Democrats just don’t have any ideas with legs, however: single-payer and Medicare-for-all are increasingly viewed as politically unacceptable alternatives by most observers. As John C. Goodman notes at the last link, Medicare is already an actuarial and financial nightmare. Another program of the like to replace existing coverage that most voters would like to keep is not a position likely to win elections. Here is Goodman:
“So, the Democrats’ dilemma is: (1) they are not getting any electoral advantage from Obamacare, (2) they can’t afford to criticize it for fear of upsetting their base and (3) they don’t have an acceptable solution in any event.“
So perhaps we have conditions that might foster a compromise, at least one that could win enough votes to fix the insurance markets. Goodman contends that a plan originally attributable to John McCain, and now in the form of the Pete Sessions/Bill Cassidy-sponsored Patient Freedom Act, could be the answer. It would create something like a Universal Basic Health Allowance, in the form of a tax credit, funded by eliminating all current federal spending on health care (excluding Medicare and Medicaid). Those with pre-existing conditions would purchase coverage the same way as others, but the plan would give insurers a strong incentive to retain them. According to Goodman, a “health status risk adjustment” would assure actuarially-fair pricing by forcing an existing insurer to pay the adjustment to a new insurer when sick individuals change their insurance plans.

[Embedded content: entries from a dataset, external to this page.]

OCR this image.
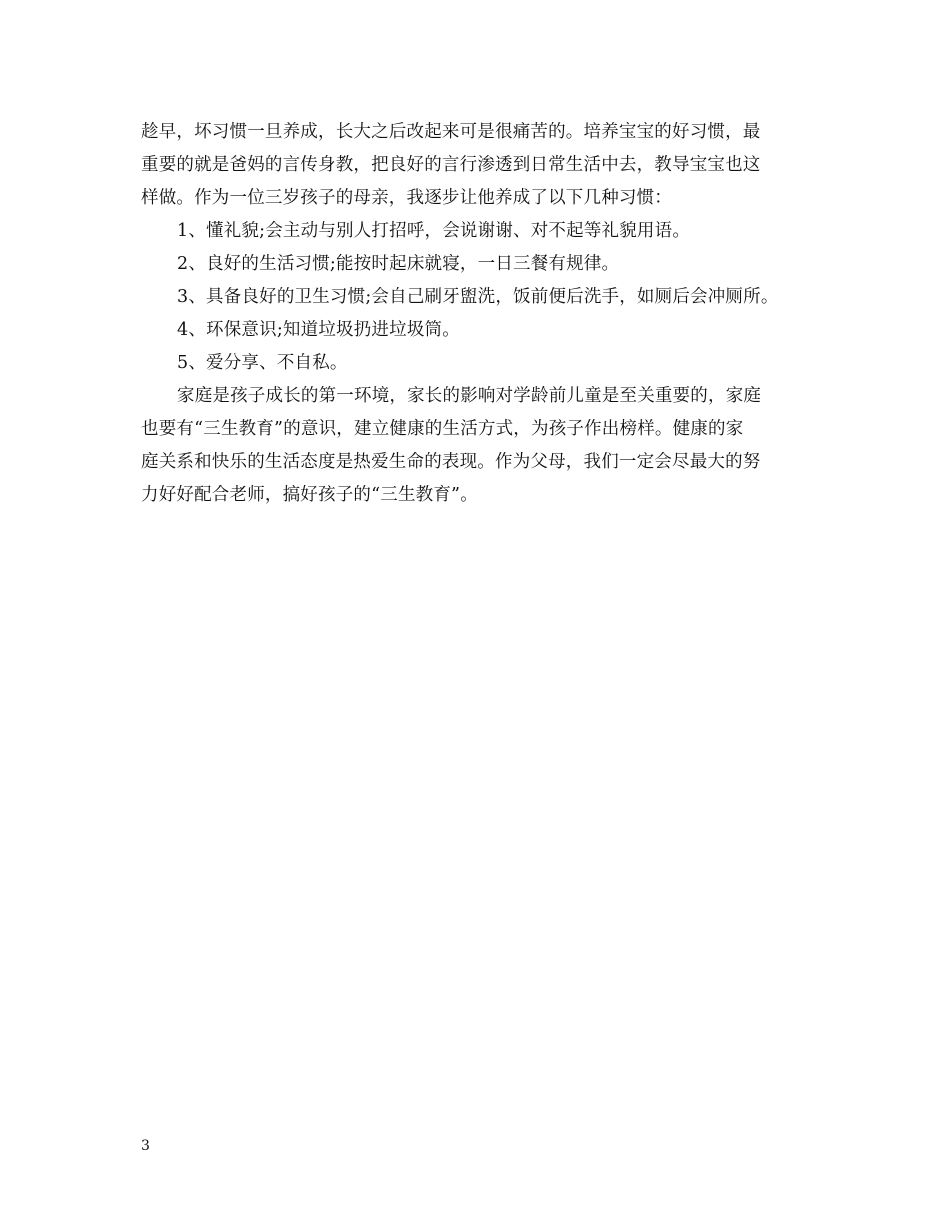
趁早，坏习惯一旦养成，长大之后改起来可是很痛苦的。培养宝宝的好习惯，最
重要的就是爸妈的言传身教，把良好的言行渗透到日常生活中去，教导宝宝也这
样做。作为一位三岁孩子的母亲，我逐步让他养成了以下几种习惯：
1、懂礼貌;会主动与别人打招呼，会说谢谢、对不起等礼貌用语。
2、良好的生活习惯;能按时起床就寝，一日三餐有规律。
3、具备良好的卫生习惯;会自己刷牙盥洗，饭前便后洗手，如厕后会冲厕所。
4、环保意识;知道垃圾扔进垃圾筒。
5、爱分享、不自私。
家庭是孩子成长的第一环境，家长的影响对学龄前儿童是至关重要的，家庭
也要有“三生教育”的意识，建立健康的生活方式，为孩子作出榜样。健康的家
庭关系和快乐的生活态度是热爱生命的表现。作为父母，我们一定会尽最大的努
力好好配合老师，搞好孩子的“三生教育”。
3
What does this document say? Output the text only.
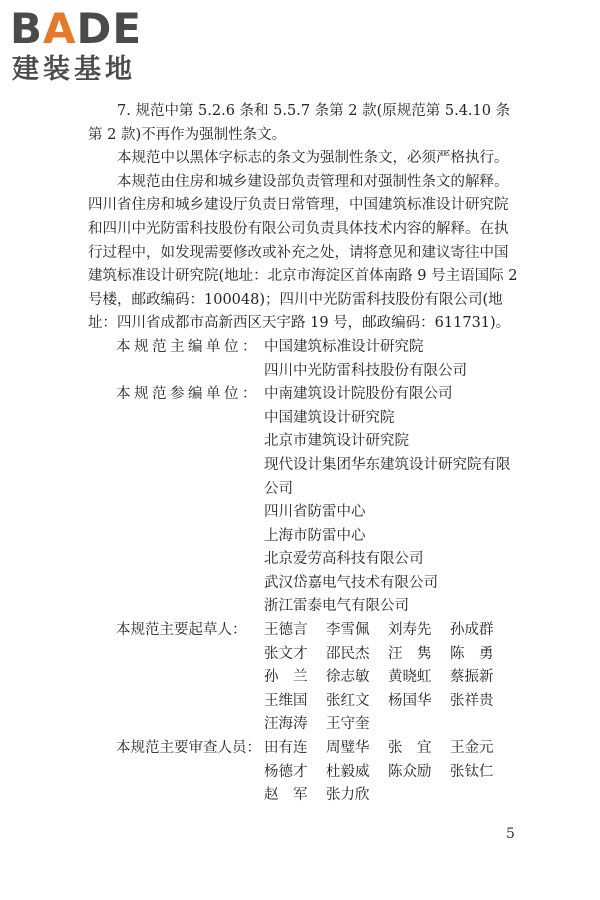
BADE
建装基地

7. 规范中第 5.2.6 条和 5.5.7 条第 2 款(原规范第 5.4.10 条第 2 款)不再作为强制性条文。

本规范中以黑体字标志的条文为强制性条文，必须严格执行。

本规范由住房和城乡建设部负责管理和对强制性条文的解释。四川省住房和城乡建设厅负责日常管理，中国建筑标准设计研究院和四川中光防雷科技股份有限公司负责具体技术内容的解释。在执行过程中，如发现需要修改或补充之处，请将意见和建议寄往中国建筑标准设计研究院(地址：北京市海淀区首体南路 9 号主语国际 2 号楼，邮政编码：100048)；四川中光防雷科技股份有限公司(地址：四川省成都市高新西区天宇路 19 号，邮政编码：611731)。

本规范主编单位： 中国建筑标准设计研究院
四川中光防雷科技股份有限公司
本规范参编单位： 中南建筑设计院股份有限公司
中国建筑设计研究院
北京市建筑设计研究院
现代设计集团华东建筑设计研究院有限公司
四川省防雷中心
上海市防雷中心
北京爱劳高科技有限公司
武汉岱嘉电气技术有限公司
浙江雷泰电气有限公司
本规范主要起草人：	王德言	李雪佩	刘寿先	孙成群
张文才	邵民杰	汪　隽	陈　勇
孙　兰	徐志敏	黄晓虹	蔡振新
王维国	张红文	杨国华	张祥贵
汪海涛	王守奎
本规范主要审查人员： 田有连	周璧华	张　宜	王金元
杨德才	杜毅威	陈众励	张钛仁
赵　军	张力欣
5
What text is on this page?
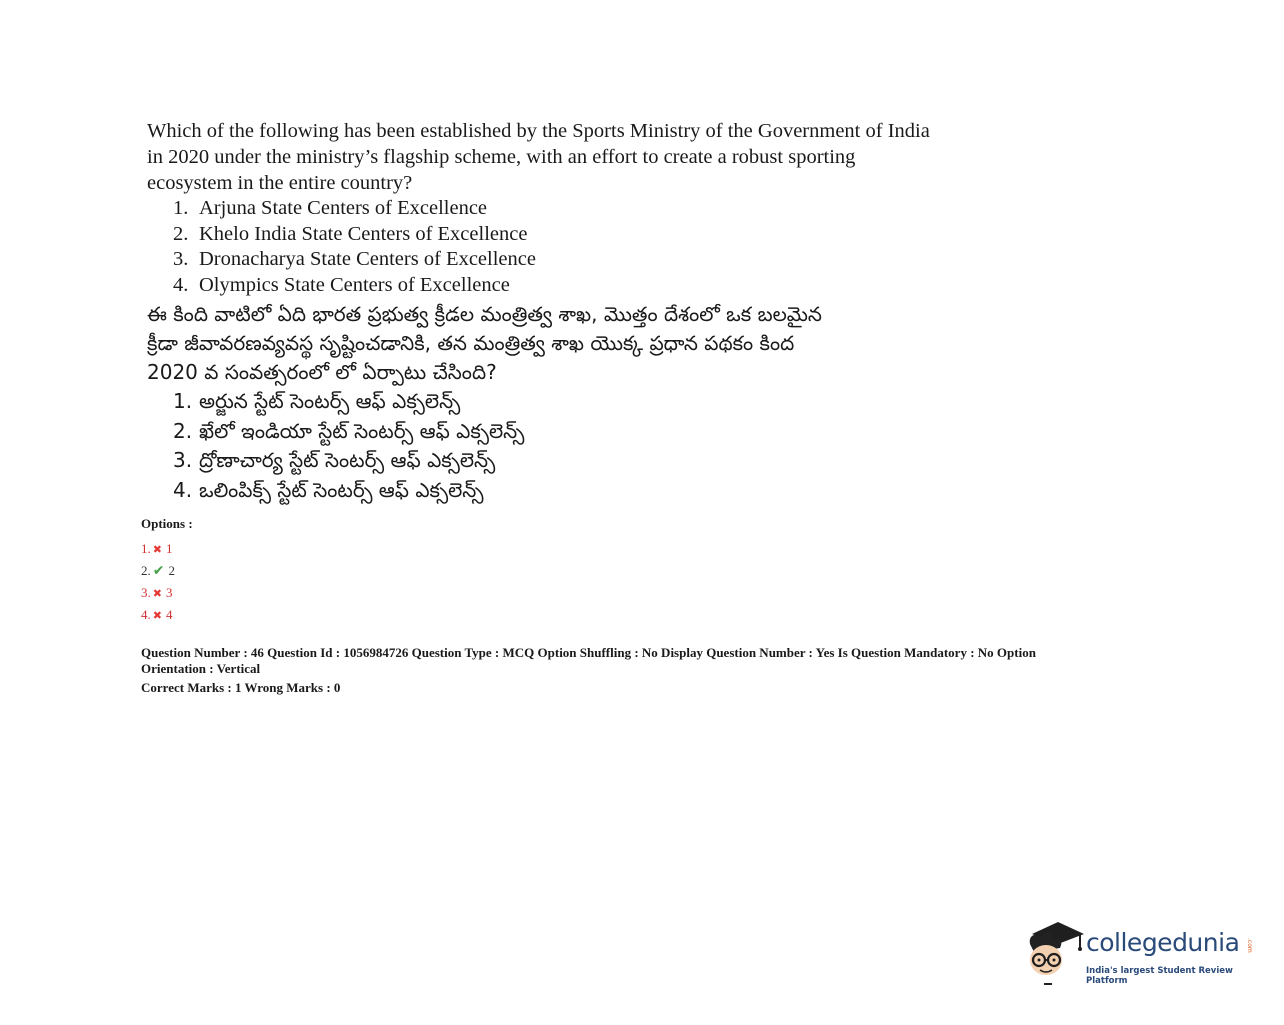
Which of the following has been established by the Sports Ministry of the Government of India
in 2020 under the ministry’s flagship scheme, with an effort to create a robust sporting
ecosystem in the entire country?

1. Arjuna State Centers of Excellence
2. Khelo India State Centers of Excellence
3. Dronacharya State Centers of Excellence
4. Olympics State Centers of Excellence

ఈ కింది వాటిలో ఏది భారత ప్రభుత్వ క్రీడల మంత్రిత్వ శాఖ, మొత్తం దేశంలో ఒక బలమైన
క్రీడా జీవావరణవ్యవస్థ సృష్టించడానికి, తన మంత్రిత్వ శాఖ యొక్క ప్రధాన పథకం కింద
2020 వ సంవత్సరంలో లో ఏర్పాటు చేసింది?

1. అర్జున స్టేట్ సెంటర్స్ ఆఫ్ ఎక్సలెన్స్
2. ఖేలో ఇండియా స్టేట్ సెంటర్స్ ఆఫ్ ఎక్సలెన్స్
3. ద్రోణాచార్య స్టేట్ సెంటర్స్ ఆఫ్ ఎక్సలెన్స్
4. ఒలింపిక్స్ స్టేట్ సెంటర్స్ ఆఫ్ ఎక్సలెన్స్
Options :
1. ✖ 1
2. ✔ 2
3. ✖ 3
4. ✖ 4
Question Number : 46 Question Id : 1056984726 Question Type : MCQ Option Shuffling : No Display Question Number : Yes Is Question Mandatory : No Option
Orientation : Vertical
Correct Marks : 1 Wrong Marks : 0
collegedunia .com
India's largest Student Review Platform
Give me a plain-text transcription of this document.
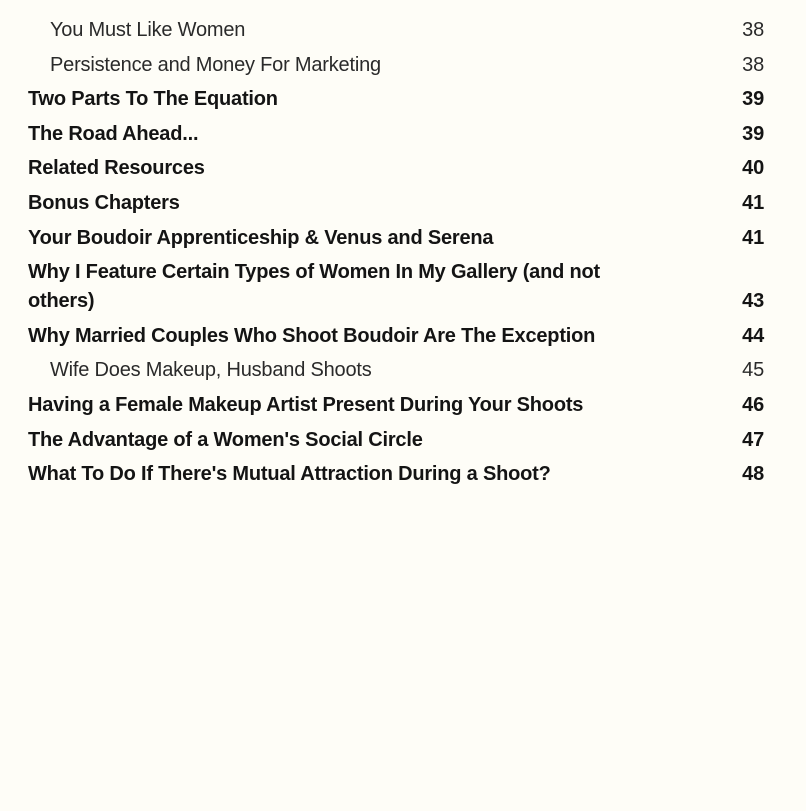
You Must Like Women	38
Persistence and Money For Marketing	38
Two Parts To The Equation	39
The Road Ahead...	39
Related Resources	40
Bonus Chapters	41
Your Boudoir Apprenticeship & Venus and Serena	41
Why I Feature Certain Types of Women In My Gallery (and not others)	43
Why Married Couples Who Shoot Boudoir Are The Exception	44
Wife Does Makeup, Husband Shoots	45
Having a Female Makeup Artist Present During Your Shoots	46
The Advantage of a Women's Social Circle	47
What To Do If There's Mutual Attraction During a Shoot?	48
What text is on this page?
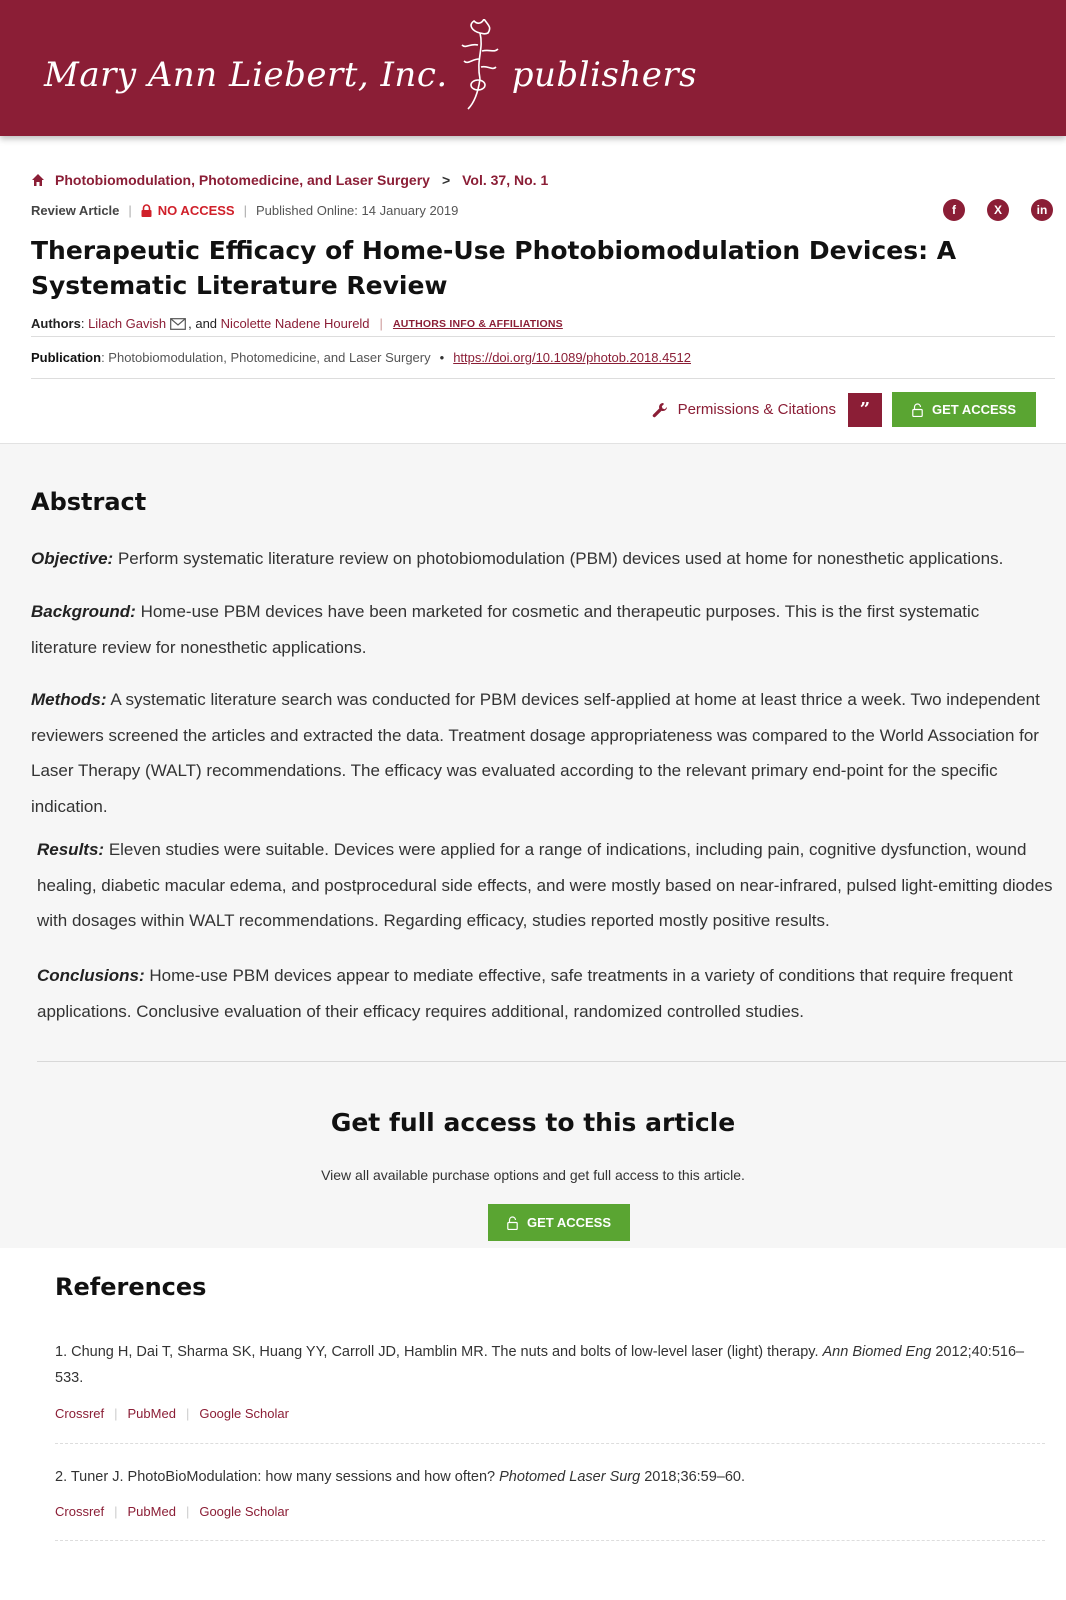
Mary Ann Liebert, Inc. publishers
Photobiomodulation, Photomedicine, and Laser Surgery > Vol. 37, No. 1
Review Article | NO ACCESS | Published Online: 14 January 2019	f	X	in
Therapeutic Efficacy of Home-Use Photobiomodulation Devices: A Systematic Literature Review
Authors : Lilach Gavish , and
Nicolette Nadene Houreld | AUTHORS INFO & AFFILIATIONS
Publication : Photobiomodulation, Photomedicine, and Laser Surgery • https://doi.org/10.1089/photob.2018.4512
Permissions & Citations	”	GET ACCESS
Abstract

Objective: Perform systematic literature review on photobiomodulation (PBM) devices used at home for nonesthetic applications.

Background: Home-use PBM devices have been marketed for cosmetic and therapeutic purposes. This is the first systematic literature review for nonesthetic applications.

Methods: A systematic literature search was conducted for PBM devices self-applied at home at least thrice a week. Two independent reviewers screened the articles and extracted the data. Treatment dosage appropriateness was compared to the World Association for Laser Therapy (WALT) recommendations. The efficacy was evaluated according to the relevant primary end-point for the specific indication.

Results: Eleven studies were suitable. Devices were applied for a range of indications, including pain, cognitive dysfunction, wound healing, diabetic macular edema, and postprocedural side effects, and were mostly based on near-infrared, pulsed light-emitting diodes with dosages within WALT recommendations. Regarding efficacy, studies reported mostly positive results.

Conclusions: Home-use PBM devices appear to mediate effective, safe treatments in a variety of conditions that require frequent applications. Conclusive evaluation of their efficacy requires additional, randomized controlled studies.

Get full access to this article

View all available purchase options and get full access to this article.

GET ACCESS
References

1. Chung H, Dai T, Sharma SK, Huang YY, Carroll JD, Hamblin MR. The nuts and bolts of low-level laser (light) therapy. Ann Biomed Eng 2012;40:516–533.

Crossref | PubMed | Google Scholar

2. Tuner J. PhotoBioModulation: how many sessions and how often? Photomed Laser Surg 2018;36:59–60.

Crossref | PubMed | Google Scholar
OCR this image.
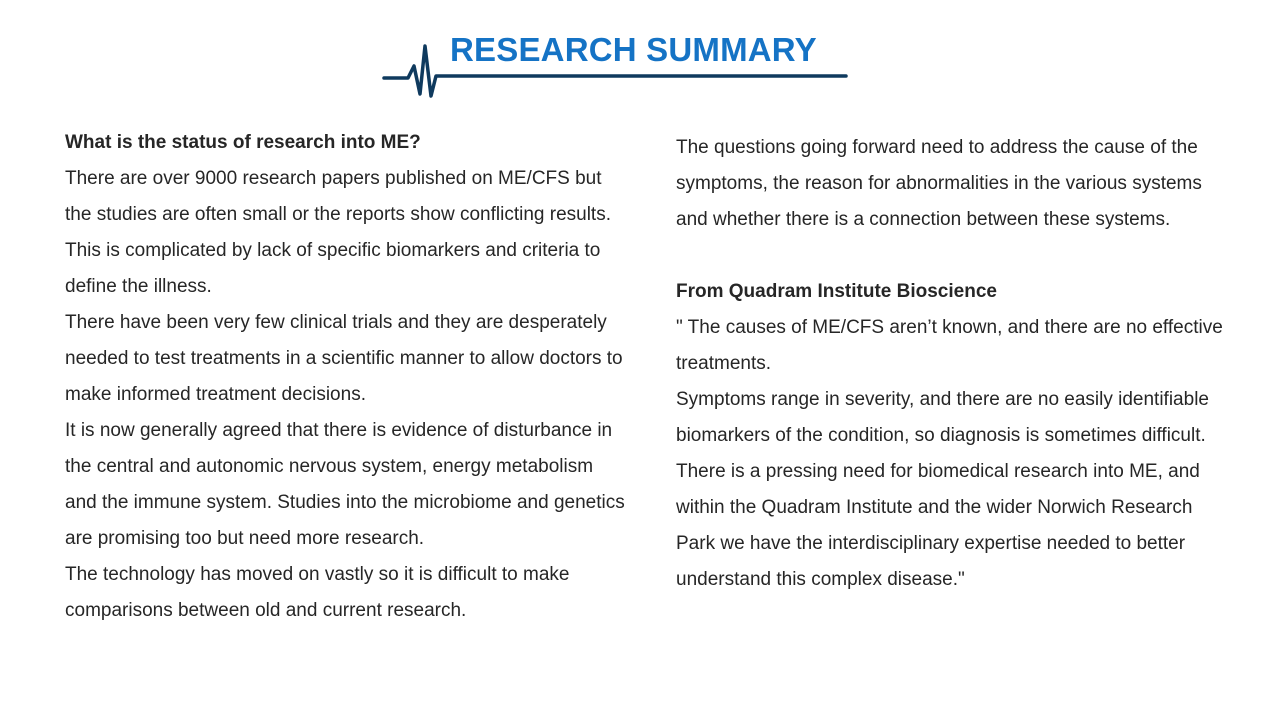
RESEARCH SUMMARY

What is the status of research into ME?

There are over 9000 research papers published on ME/CFS but the studies are often small or the reports show conflicting results. This is complicated by lack of specific biomarkers and criteria to define the illness.

There have been very few clinical trials and they are desperately needed to test treatments in a scientific manner to allow doctors to make informed treatment decisions.

It is now generally agreed that there is evidence of disturbance in the central and autonomic nervous system, energy metabolism and the immune system. Studies into the microbiome and genetics are promising too but need more research.

The technology has moved on vastly so it is difficult to make comparisons between old and current research.

The questions going forward need to address the cause of the symptoms, the reason for abnormalities in the various systems and whether there is a connection between these systems.

From Quadram Institute Bioscience

" The causes of ME/CFS aren’t known, and there are no effective treatments.

Symptoms range in severity, and there are no easily identifiable biomarkers of the condition, so diagnosis is sometimes difficult.

There is a pressing need for biomedical research into ME, and within the Quadram Institute and the wider Norwich Research Park we have the interdisciplinary expertise needed to better understand this complex disease."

The Sessions/Cassidy plan (and Goodman) describes a particular implementation of a more general concept called health status insurance, a good explanation of which is offered by John Cochrane:
“Market-based lifetime health insurance has two components: medical insurance and health-status insurance. Medical insurance covers your medical expenses in the current year, minus deductibles and copayments. Health-status insurance covers the risk that your medical insurance premiums will rise. If you get a long-term condition that moves you into a more expensive medical insurance premium category, health-status insurance pays you a lump sum large enough to cover your higher medical insurance premiums, with no change in out-of-pocket expenses.“
It would be a miracle if Congress can successfully grapple with the complexities of health care reform in the current legislative session. However, Trump’s executive orders have improved the odds that some kind of agreement can be negotiated to address the dilemma of the failing exchanges and coverage for pre-existing conditions. Let’s hope whatever they negotiate will leverage consumer choice and free markets. Trump’s orders are a step, but only one step, in reestablishing the patient/insured as a key decision maker in the allocation of health care resources.